ライフ•オブ•パイ

ライフ•オブ•パイという映画が先月末から日本で公開された。
この映画、予告で監督の名前はだされないのだが、実はグリーンデスティニー、ラストコーションやブロークバックマウンテンで知られている台湾人の映画監督アン•リーの最新作である。

台湾では昨年から公開されていて、すでに大ヒットとなっていたが、今年の1月中旬にアン•リーが台湾に凱旋帰国し、更に観客が増えたとか。

物語の内容をざっくり言うと、家族で動物園を経営していたインド人の少年•パイが、動物と家族と一緒にカナダに移り住むことになり、貨物船に乗り込むが、舟が嵐で沈没してしまう。
たった一艘の救命ボートに残ったのはパイと数匹の動物たち。
壮絶なサバイバルが始まるのだが、最終的に生き残るのは虎とパイのみ。
何故一人と一匹だけが残ったのか。

ただのメルヘン映画だと思っていたが、実はもっと奥深かった。
生ある物の生きることへの執着。
人と動物の交流。
人生への問いかけ。
考えさせられることが多い。

アン•リー監督は文学を実にうまく映画に持ち込む。物語の最後を素直で感動的なフィナーレのシーンとしないことが多く、この世の無情や不条理を表現している。
この映画もただのアドベンチャー映画として終わらせていない。
そしてこの遭難した船が日本製という設定のため、最後には事故調査委員会の人として日本人も登場する。
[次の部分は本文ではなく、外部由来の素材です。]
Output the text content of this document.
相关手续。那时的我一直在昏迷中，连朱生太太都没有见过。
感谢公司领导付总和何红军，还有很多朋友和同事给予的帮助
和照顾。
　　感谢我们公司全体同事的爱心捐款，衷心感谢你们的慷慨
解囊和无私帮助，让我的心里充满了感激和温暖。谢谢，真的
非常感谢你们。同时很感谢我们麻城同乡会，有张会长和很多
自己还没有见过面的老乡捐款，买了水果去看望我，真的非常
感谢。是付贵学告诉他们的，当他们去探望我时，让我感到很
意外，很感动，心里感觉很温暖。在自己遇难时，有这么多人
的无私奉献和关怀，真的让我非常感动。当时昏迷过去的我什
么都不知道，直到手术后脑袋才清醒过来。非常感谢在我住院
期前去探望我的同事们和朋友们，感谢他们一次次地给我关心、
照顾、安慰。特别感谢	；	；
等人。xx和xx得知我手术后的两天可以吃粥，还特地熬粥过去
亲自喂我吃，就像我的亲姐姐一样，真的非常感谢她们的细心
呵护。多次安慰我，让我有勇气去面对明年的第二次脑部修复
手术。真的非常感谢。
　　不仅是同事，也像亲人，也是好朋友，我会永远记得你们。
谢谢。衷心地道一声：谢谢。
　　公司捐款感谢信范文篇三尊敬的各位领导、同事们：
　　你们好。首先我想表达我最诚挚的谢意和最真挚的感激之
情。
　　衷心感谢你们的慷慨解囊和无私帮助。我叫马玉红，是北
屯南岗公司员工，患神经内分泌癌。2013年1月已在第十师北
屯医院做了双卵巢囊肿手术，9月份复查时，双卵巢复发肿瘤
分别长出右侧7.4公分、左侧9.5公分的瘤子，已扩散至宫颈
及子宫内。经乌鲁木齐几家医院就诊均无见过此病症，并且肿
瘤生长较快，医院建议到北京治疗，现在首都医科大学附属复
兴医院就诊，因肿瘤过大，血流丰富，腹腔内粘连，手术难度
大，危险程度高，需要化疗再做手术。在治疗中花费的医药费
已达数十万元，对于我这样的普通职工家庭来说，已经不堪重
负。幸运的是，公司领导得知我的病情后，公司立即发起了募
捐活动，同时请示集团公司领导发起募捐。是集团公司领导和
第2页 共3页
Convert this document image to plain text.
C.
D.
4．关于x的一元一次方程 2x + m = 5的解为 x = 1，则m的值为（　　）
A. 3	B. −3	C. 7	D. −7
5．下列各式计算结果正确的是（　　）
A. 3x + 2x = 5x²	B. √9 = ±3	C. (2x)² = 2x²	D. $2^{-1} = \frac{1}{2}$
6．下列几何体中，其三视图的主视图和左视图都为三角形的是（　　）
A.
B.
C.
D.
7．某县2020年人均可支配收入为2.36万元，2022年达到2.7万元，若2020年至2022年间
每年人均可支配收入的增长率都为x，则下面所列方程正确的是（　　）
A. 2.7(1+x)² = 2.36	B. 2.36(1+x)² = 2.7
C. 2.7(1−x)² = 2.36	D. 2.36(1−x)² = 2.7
ちなみにこの映画、海での遭難シーンは全て台湾で撮影された。
台湾の台中に総額1.5億台湾ドルをかけ、世界一の人造池を作り、様々な波を起こせるように設計したのだ。
今後はこの映画撮影セットを含め、観光地として開放する予定もあるとか。

最近の映画としてはちょっと毛色が違うと思うので、お時間あるかたは是非ご覧になって下さい。